Miller called the widely shared video of then-officer Derek Chauvin kneeling on Floyd’s neck for 8 minutes and 46 seconds, “disgusting to watch.” He then said it was “unfortunate” that it became a “divisive issue.” In Miller’s view, protesters taking a “you’re either with us or against us” stance and “rioting” won’t help advance the cause of equality.

“I think the protests are necessary, it’s part of our First Amendment rights, it’s right there in the Constitution,” he said. “I think the majority of people who are protesting are doing it in a very good way, and it’s unfortunate that some of those protests have turned into riots and clouded what happened.

“And that’s what’s frustrating, that 99.99 percent of people are all on the same page. They saw that and said, this is wrong, and we should all use this as a rallying cry to come together. I think it’s unfortunately gone the other way. In my opinion it’s become a divisive issue, where it should be one where it brings everyone together.

“As far as the military and police and first-responder support goes, I don’t view, in my opinion, I don’t view one life as more meaningful than another. I think what happened to Mr. Floyd, like I said, was terrible. Then you see some of the acts that happened afterward, where you see police officers and citizens being killed during some of these riots.


“Race aside, I think the value of life and love for people and love for your neighbor and one another needs to go up. And that’s just my view.

“It’s almost strange for me nowadays, that you can’t say one thing and be on both sides. You can’t say ‘I support Black Lives Matter and I also support the police,’ and not be on one side. I think that that is wrong.

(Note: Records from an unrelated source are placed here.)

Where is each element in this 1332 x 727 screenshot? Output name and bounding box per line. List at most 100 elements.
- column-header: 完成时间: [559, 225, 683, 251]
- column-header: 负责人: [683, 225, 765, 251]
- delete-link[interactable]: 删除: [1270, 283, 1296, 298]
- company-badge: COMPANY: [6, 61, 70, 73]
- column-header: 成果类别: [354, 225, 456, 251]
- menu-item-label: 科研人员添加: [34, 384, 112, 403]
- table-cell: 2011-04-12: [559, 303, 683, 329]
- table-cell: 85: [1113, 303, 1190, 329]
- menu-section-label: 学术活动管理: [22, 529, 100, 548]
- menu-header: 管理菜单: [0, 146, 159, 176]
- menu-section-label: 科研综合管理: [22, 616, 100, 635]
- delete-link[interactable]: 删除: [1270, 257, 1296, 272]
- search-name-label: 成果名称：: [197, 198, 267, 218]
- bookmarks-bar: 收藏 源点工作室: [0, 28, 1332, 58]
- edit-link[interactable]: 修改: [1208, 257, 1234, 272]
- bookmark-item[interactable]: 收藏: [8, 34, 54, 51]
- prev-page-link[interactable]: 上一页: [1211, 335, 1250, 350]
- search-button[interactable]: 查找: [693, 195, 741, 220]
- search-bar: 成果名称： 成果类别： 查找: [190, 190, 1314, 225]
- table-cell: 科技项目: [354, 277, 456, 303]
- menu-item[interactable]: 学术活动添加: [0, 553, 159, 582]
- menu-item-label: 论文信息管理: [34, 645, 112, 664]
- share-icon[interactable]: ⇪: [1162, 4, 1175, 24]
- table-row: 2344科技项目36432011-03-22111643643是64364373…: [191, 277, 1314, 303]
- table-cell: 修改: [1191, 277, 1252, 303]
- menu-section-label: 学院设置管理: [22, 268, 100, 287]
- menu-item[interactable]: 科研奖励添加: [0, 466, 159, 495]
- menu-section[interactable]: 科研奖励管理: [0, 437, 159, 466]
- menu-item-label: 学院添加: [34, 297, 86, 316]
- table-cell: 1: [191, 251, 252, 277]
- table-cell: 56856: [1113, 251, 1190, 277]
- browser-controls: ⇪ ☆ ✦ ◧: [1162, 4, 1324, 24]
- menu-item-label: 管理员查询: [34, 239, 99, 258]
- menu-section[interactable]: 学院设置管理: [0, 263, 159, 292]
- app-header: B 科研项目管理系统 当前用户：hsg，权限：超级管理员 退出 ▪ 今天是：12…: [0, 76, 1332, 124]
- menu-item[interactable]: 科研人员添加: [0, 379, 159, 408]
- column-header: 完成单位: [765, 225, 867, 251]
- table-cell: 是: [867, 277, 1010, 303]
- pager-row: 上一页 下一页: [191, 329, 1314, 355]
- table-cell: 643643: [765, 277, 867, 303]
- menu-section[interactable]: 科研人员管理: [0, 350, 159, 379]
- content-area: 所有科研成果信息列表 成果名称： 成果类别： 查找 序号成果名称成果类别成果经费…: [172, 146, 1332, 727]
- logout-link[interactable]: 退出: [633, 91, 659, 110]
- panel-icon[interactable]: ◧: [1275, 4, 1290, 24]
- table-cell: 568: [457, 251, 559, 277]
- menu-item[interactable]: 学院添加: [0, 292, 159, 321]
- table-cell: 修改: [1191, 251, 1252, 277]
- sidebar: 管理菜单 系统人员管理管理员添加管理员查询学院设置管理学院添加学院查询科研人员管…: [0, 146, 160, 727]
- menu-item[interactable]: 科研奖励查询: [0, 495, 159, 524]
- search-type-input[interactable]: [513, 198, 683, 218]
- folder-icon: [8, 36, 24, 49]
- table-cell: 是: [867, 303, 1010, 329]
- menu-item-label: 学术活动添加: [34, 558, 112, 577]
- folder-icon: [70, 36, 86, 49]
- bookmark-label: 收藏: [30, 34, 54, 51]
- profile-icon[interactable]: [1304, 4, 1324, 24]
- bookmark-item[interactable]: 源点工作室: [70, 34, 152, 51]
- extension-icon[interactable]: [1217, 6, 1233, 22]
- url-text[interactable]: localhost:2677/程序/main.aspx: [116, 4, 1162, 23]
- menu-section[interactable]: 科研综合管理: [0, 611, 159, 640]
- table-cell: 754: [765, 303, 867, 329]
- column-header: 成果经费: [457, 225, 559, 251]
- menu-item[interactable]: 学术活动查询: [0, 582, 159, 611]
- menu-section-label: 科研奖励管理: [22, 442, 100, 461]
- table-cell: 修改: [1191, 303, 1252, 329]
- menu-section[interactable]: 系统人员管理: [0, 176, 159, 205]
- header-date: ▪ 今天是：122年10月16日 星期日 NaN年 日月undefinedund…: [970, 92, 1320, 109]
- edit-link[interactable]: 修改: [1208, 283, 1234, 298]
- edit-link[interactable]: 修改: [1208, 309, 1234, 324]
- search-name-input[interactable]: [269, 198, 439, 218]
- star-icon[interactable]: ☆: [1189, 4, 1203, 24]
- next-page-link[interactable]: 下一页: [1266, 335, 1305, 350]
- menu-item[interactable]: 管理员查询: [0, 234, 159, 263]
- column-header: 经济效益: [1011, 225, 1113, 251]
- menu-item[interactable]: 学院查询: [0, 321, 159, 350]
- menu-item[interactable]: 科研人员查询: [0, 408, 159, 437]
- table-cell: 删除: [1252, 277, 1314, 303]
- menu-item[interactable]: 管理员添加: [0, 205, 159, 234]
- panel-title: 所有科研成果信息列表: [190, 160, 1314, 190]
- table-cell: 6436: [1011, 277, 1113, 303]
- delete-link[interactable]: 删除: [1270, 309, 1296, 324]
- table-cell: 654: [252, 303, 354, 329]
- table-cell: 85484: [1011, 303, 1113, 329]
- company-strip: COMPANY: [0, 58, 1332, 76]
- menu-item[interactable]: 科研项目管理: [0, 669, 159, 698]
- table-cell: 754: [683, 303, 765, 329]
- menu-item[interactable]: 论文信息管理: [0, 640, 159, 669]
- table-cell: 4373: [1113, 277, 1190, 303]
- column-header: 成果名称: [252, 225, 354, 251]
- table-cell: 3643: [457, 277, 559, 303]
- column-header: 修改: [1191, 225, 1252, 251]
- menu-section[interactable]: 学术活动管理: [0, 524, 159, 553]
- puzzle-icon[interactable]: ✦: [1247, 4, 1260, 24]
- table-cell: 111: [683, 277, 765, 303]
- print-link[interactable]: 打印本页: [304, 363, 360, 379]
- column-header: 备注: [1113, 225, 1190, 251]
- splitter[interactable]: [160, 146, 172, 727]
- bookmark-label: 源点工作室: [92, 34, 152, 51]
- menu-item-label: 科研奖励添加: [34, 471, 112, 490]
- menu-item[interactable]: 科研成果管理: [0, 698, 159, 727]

“I think people are mad and I understand that. They have the right to be mad. And I’m mad. A lot of people saw [Floyd’s death], and they’re just, it’s not OK. I think it needs to be, it should have been, I wish it would have been, a rallying cry for real change in one direction, rather than saying, ‘You’re either with us or against us.’ I just think it’s unfortunate.

“I believe in the American spirit, and I believe that people truly care about one another. I think in some time, it’s going to cause some really good change. Not just in our sport, but throughout the country. I’m looking forward to seeing brighter days to come.”